Morell is a former deputy director of the CIA and author of a book, “The Great War of Our Time: The CIA’s Fight Against Terrorism—From al Qa’ida to ISIS.” He is obviously top-drawer CIA. Hersh’s story maintains that the account given the public about bid Laden’s death is mostly a fabrication, and that the CIA was at the heart of constructing and maintaining that fabrication. By his own account, Morell had a central role in the part the CIA played in bin Laden’s death. So the Journal is allowing someone who, if Hersh’s story is correct, would have been involved in the fabrication.

There is nothing wrong with that. Everyone is entitled to tell their story, although most of us don’t have access to the WSJ. Morrell gets right to it, claiming, “that Mr. Hersh’s 10,000-word story in the London Review of Books was filled with falsehoods,” and offering refutations of some of them. On these points, he claims personal knowledge of contrary facts and actual presence at certain disputed events. However, he offers no corroboration for his assertions, and the people he says were present with him during some of the events—former CIA director Leon Panetta and President Obama—would have an obvious interest in supporting Morell’s version.

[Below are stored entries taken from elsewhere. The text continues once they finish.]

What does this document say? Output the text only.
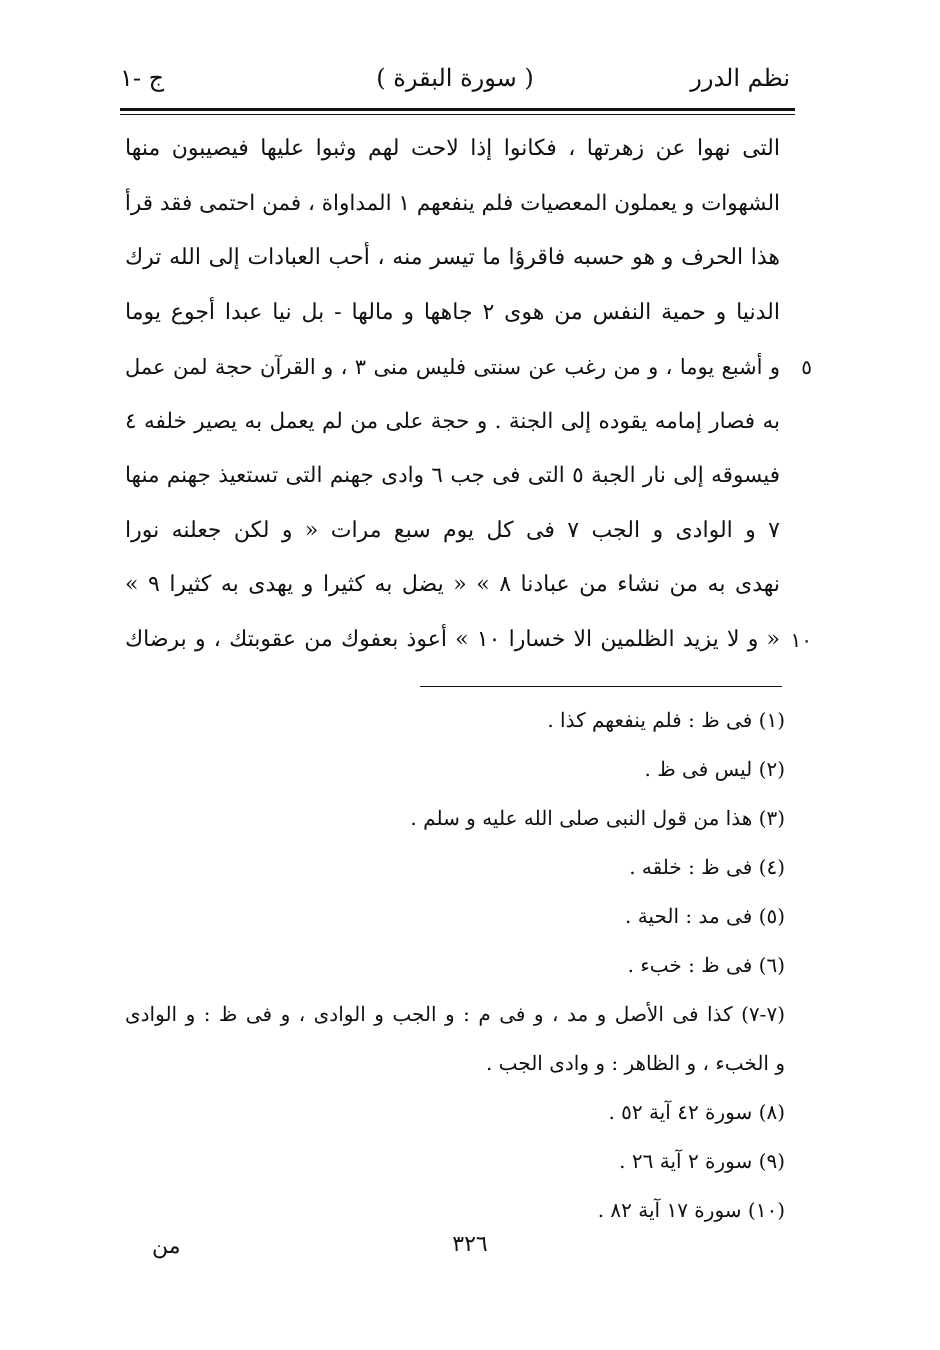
نظم الدرر
( سورة البقرة )
ج -١
التى نهوا عن زهرتها ، فكانوا إذا لاحت لهم وثبوا عليها فيصيبون منها
الشهوات و يعملون المعصيات فلم ينفعهم ١ المداواة ، فمن احتمى فقد قرأ
هذا الحرف و هو حسبه فاقرؤا ما تيسر منه ، أحب العبادات إلى الله ترك
الدنيا و حمية النفس من هوى ٢ جاهها و مالها - بل نيا عبدا أجوع يوما
و أشبع يوما ، و من رغب عن سنتى فليس منى ٣ ، و القرآن حجة لمن عمل ٥
به فصار إمامه يقوده إلى الجنة . و حجة على من لم يعمل به يصير خلفه ٤
فيسوقه إلى نار الجبة ٥ التى فى جب ٦ وادى جهنم التى تستعيذ جهنم منها
٧ و الوادى و الجب ٧ فى كل يوم سبع مرات « و لكن جعلنه نورا
نهدى به من نشاء من عبادنا ٨ » « يضل به كثيرا و يهدى به كثيرا ٩ »
« و لا يزيد الظلمين الا خسارا ١٠ » أعوذ بعفوك من عقوبتك ، و برضاك ١٠
(١) فى ظ : فلم ينفعهم كذا .
(٢) ليس فى ظ .
(٣) هذا من قول النبى صلى الله عليه و سلم .
(٤) فى ظ : خلقه .
(٥) فى مد : الحية .
(٦) فى ظ : خبء .
(٧-٧) كذا فى الأصل و مد ، و فى م : و الجب و الوادى ، و فى ظ : و الوادى
و الخبء ، و الظاهر : و وادى الجب .
(٨) سورة ٤٢ آية ٥٢ .
(٩) سورة ٢ آية ٢٦ .
(١٠) سورة ١٧ آية ٨٢ .
٣٢٦
من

If this were a trial, a jury would give Morell’s article about the same weight as a jury would in a trial where the defendant’s mother testified, with no other evidentiary support, that her boy was watching TV in her living room, enjoying his milk and cookies, at the time of the murder. Morell admits he got something wrong: “I was certain that Mr. Hersh’s allegations would be quickly dismissed.” Hersh broke the Mai Lai massacre story, for which he won the Pulitzer Prize, and the Abu Ghraib prison scandal in Iraq, and has faced off with the CIA before. In 1974, his New York Times article exposed its massive domestic intelligence operation and files on at least 10,000 American citizens (see “Huge C.I.A. Operation Reported in U.S. Against Antiwar Forces, Other Dissidents In Nixon Years,” cryptome.org). The reactions from most of the press and the government at the time of that story were identical to reactions to the bin Laden story—blanket denials and challenges to the quality of reporting—but a year later William Colby, director of the CIA, admitted the allegations were true. Hersh hasn’t always been right, but his veracity is less open to question than the C.I.A.’s, which makes Morell’s statement laughable.

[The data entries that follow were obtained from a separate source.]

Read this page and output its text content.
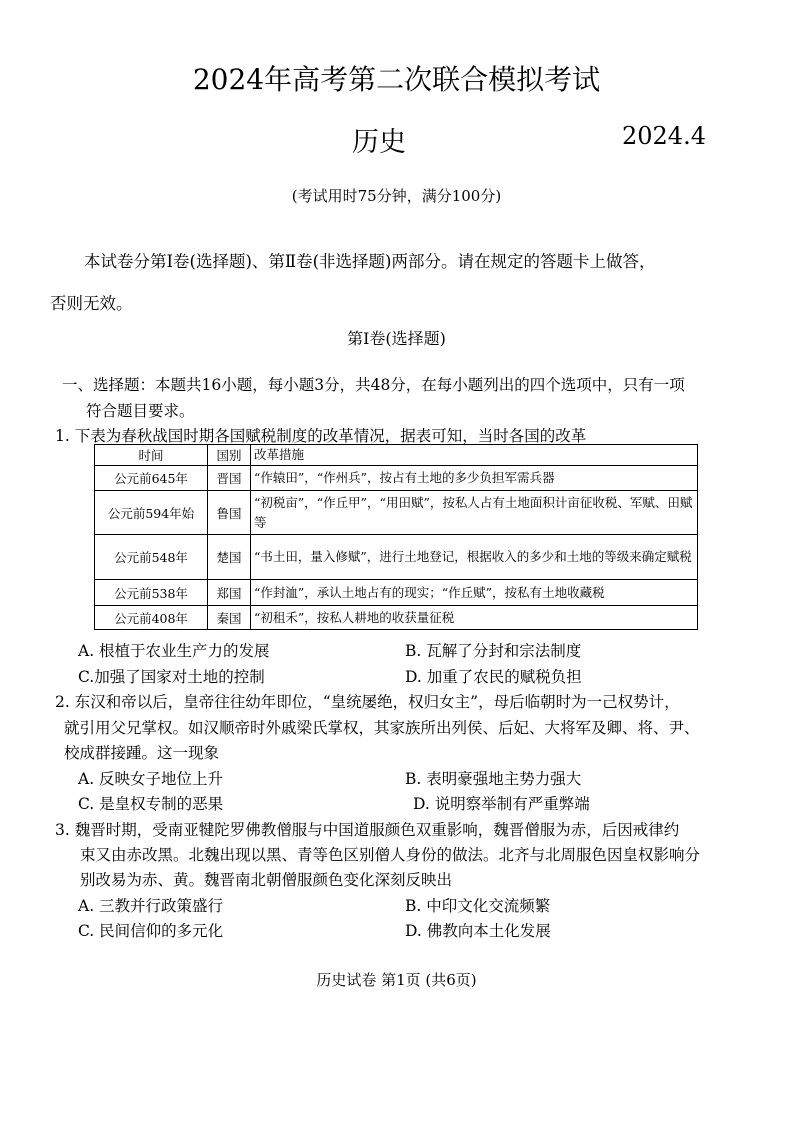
2024年高考第二次联合模拟考试
历史	2024.4
(考试用时75分钟，满分100分)
本试卷分第Ⅰ卷(选择题)、第Ⅱ卷(非选择题)两部分。请在规定的答题卡上做答，
否则无效。
第Ⅰ卷(选择题)
一、选择题：本题共16小题，每小题3分，共48分，在每小题列出的四个选项中，只有一项
符合题目要求。
1. 下表为春秋战国时期各国赋税制度的改革情况，据表可知，当时各国的改革
时间	国别	改革措施
公元前645年	晋国	“作辕田”，“作州兵”，按占有土地的多少负担军需兵器
公元前594年始	鲁国	“初税亩”，“作丘甲”，“用田赋”，按私人占有土地面积计亩征收税、军赋、田赋等
公元前548年	楚国	“书土田，量入修赋”，进行土地登记，根据收入的多少和土地的等级来确定赋税
公元前538年	郑国	“作封洫”，承认土地占有的现实；“作丘赋”，按私有土地收藏税
公元前408年	秦国	“初租禾”，按私人耕地的收获量征税
A. 根植于农业生产力的发展	B. 瓦解了分封和宗法制度
C.加强了国家对土地的控制	D. 加重了农民的赋税负担
2. 东汉和帝以后，皇帝往往幼年即位，“皇统屡绝，权归女主”，母后临朝时为一己权势计，
就引用父兄掌权。如汉顺帝时外戚梁氏掌权，其家族所出列侯、后妃、大将军及卿、将、尹、
校成群接踵。这一现象
A. 反映女子地位上升	B. 表明豪强地主势力强大
C. 是皇权专制的恶果	D. 说明察举制有严重弊端
3. 魏晋时期，受南亚犍陀罗佛教僧服与中国道服颜色双重影响，魏晋僧服为赤，后因戒律约
束又由赤改黑。北魏出现以黑、青等色区别僧人身份的做法。北齐与北周服色因皇权影响分
别改易为赤、黄。魏晋南北朝僧服颜色变化深刻反映出
A. 三教并行政策盛行	B. 中印文化交流频繁
C. 民间信仰的多元化	D. 佛教向本土化发展
历史试卷 第1页 (共6页)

If the Journal thinks that all it need do is trot out an authority figure and case closed, it is either caught in a 1950‘s time warp, when authorities’ statements were generally accepted without question, or believes its readers are dolts. There has been far too much documented and verified lying the last six decades from the government, including the military and the intelligence agencies, to take Morell’s piece as anything more than a press release. The Journal resorts to such puffery because it has no case against Mr. Hersh. If it did, it would hold its tongue, practice actual journalism, and dig up sources, documentation, and other evidence that confirmed its version of the events in question, rather than print an airy denial of the alternative version from someone allegedly complicit in that version’s account of skullduggery. With prevarication rampant across journalism, business, and government, one can rarely be 100 percent certain of anything. However, the Morell piece should move fair-minded readers to the 99 percent certainty level on two points: the Journal is an intelligence agency press organ, and Hersh got it right, again.